July - August 1999
eMail the Editor
Can a New, Leadless IC Package Attain "Hula Hoop" Status?
By Ron Iscoff
Sometimes, just when you can't think of anything to write about and you're ready to give up, Providence steps in.
This time Providence took the form of a phone call from Richard Brancato. He is the newly appointed president of ASAT Inc., Fremont, one of the largest IC packaging foundries and a wholly-owned subsidiary of giant QPL International, Hong Kong.
ASAT's assembly work is done in Hong Kong, vertically, in a multi-story skyscraper on that space-constrained little island.
Originally an easterner, Dick Brancato is no newcomer to the IC packaging industry. He's spent quality time with several ASAT competitors, including STATS, Advanced (formerly Astra) Microtronics Technology, and even recalls a hitch at the big daddy of them all-Amkor.
You may also remember him from Motorola, where he was an operations manager. Dick came aboard ASAT last September as sales director.
Why ASAT? And why now? I asked Dick. "I think the ASAT organization is more focused on the customer service side than our competitors," he says "Our engineering group helps the customer design packages right from the very beginning." Typically, IC design engineers formulate a device and then let others worry about how it's going to be packaged, he noted.
It turned out that Dick didn't really want to talk much about his past job history spanning 31 years-or even his management philosophy-as much as he wanted to talk about a new ASAT proprietary package, the Leadless Plastic Chip Carrier (LPCC).

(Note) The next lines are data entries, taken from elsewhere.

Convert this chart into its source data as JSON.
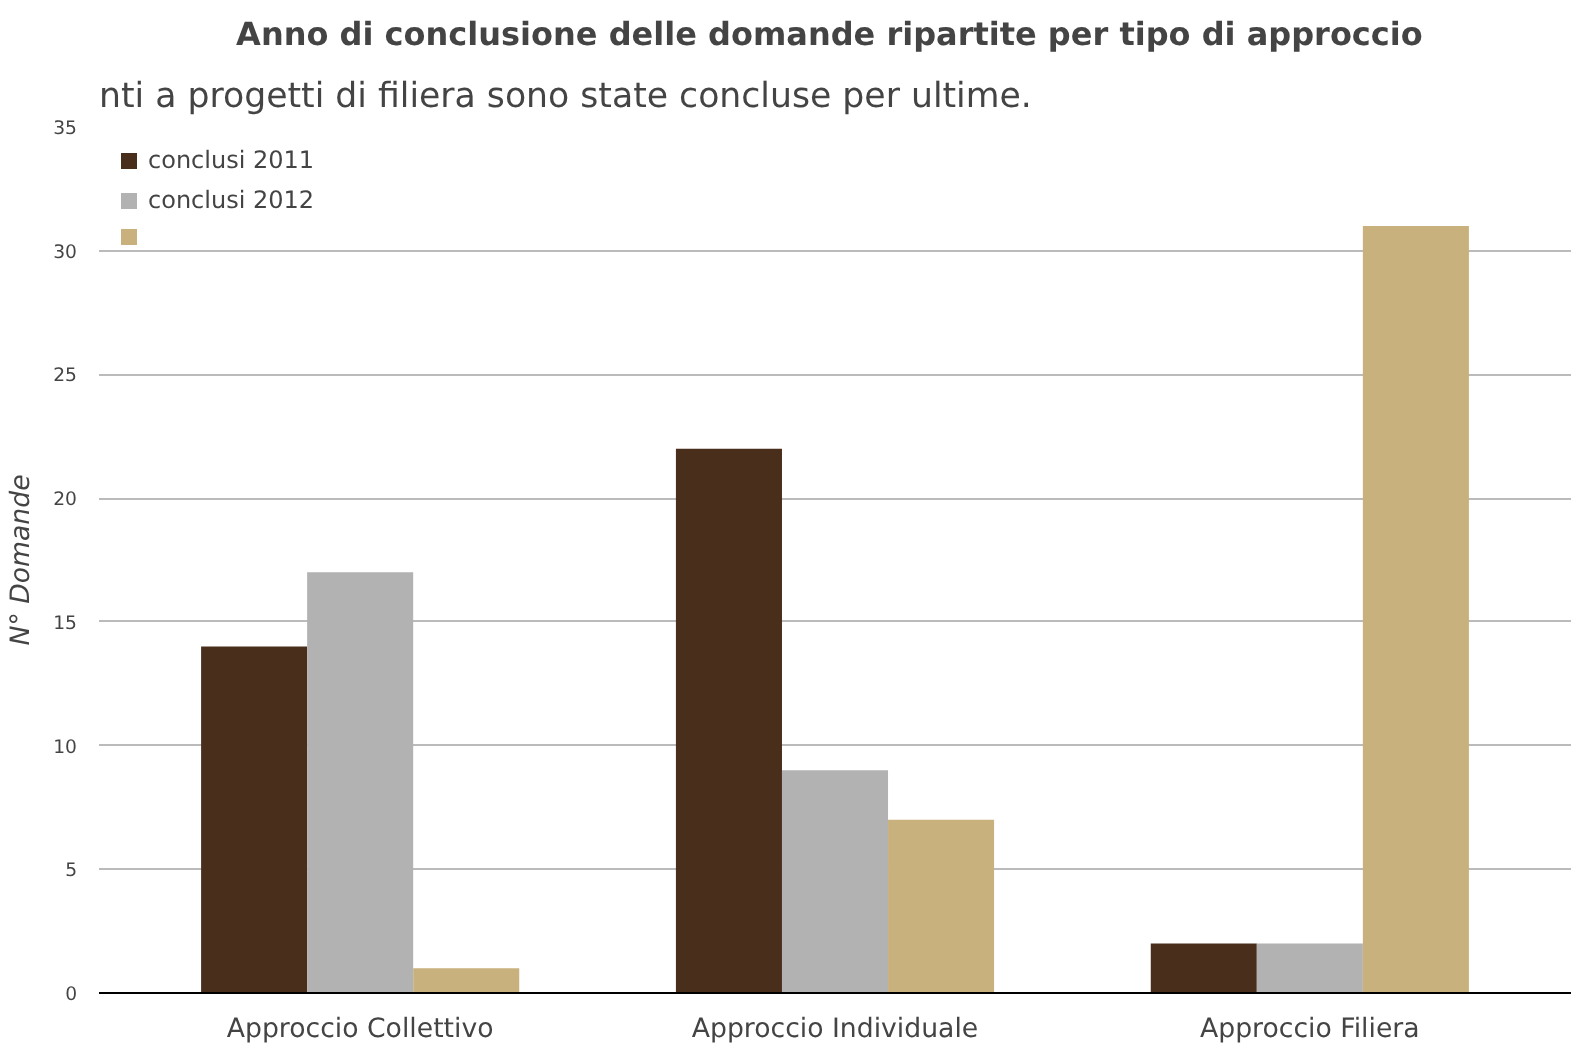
{
  "chart_data": {
    "type": "bar",
    "title": "Anno di conclusione delle domande ripartite per  tipo di approccio",
    "ylabel": "N° Domande",
    "annotations": [
      "nti a progetti di filiera sono state concluse per ultime."
    ],
    "categories": [
      "Approccio Collettivo",
      "Approccio Individuale",
      "Approccio Filiera"
    ],
    "series": [
      {
        "name": "conclusi 2011",
        "color": "#4a2e1c",
        "values": [
          14,
          22,
          2
        ]
      },
      {
        "name": "conclusi 2012",
        "color": "#b2b2b2",
        "values": [
          17,
          9,
          2
        ]
      },
      {
        "color": "#c9b17e",
        "values": [
          1,
          7,
          31
        ]
      }
    ],
    "ylim": [
      0,
      35
    ],
    "yticks": [
      0,
      5,
      10,
      15,
      20,
      25,
      30,
      35
    ],
    "grid": "y",
    "legend": "top left"
  }
}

Recently, the industry has been presented with no shortage of new packages-either CSPs or just new variations on conventional themes.
The unique aspect of many new packages, however, is that they're being developed at IC packaging foundries. Within the last year, there have been thousands of words released about proprietary package types from Amkor, ASAT, ASE, Cesar and Pantronix. And there are, no doubt, a half dozen others that I forgot to mention (see "Small Talk" in this issue).
A decade or two ago, it was unusual, if not unheard of, to find any original package engineering being done at a packaging foundry that was not owned by a semiconductor maker. There was plenty of engineering time spent on tweaking die attach machines and wire bonders, but that was part of the internal effort to coax the maximum out of each machine.
Now packaging foundry engineering time, with a view toward a patent or two, is everywhere, witness the LPCC. The ASAT package, Brancato maintains, "is going to be one of the industry leaders in low pincount and the Hula Hoop of the industry." His definition of low pincount: "These LPCCs will work from about 208 pins down," he reported. The LPCC is a near-chip-scale package with several claimed advantages over other types of packaging, including superior thermal properties and better electrical performance.
I asked Dick, "Is this going to be a major profit center?" This is a "relatively inexpensive package, and it will be a very big driver. Our tape BGA and our EDQUAD package also tend to be very much in the forefront," he said.
The EDQUAD, Dick said, "is especially noteworthy for being able to dissipate about the maximum amount of heat that any package can dissipate."
The LPCC "will be a really big workhorse for people in the gallium arsenide industry who need power dissipation in a small package," Dick believes. The LPCC will soon be a JEDEC-registered outline.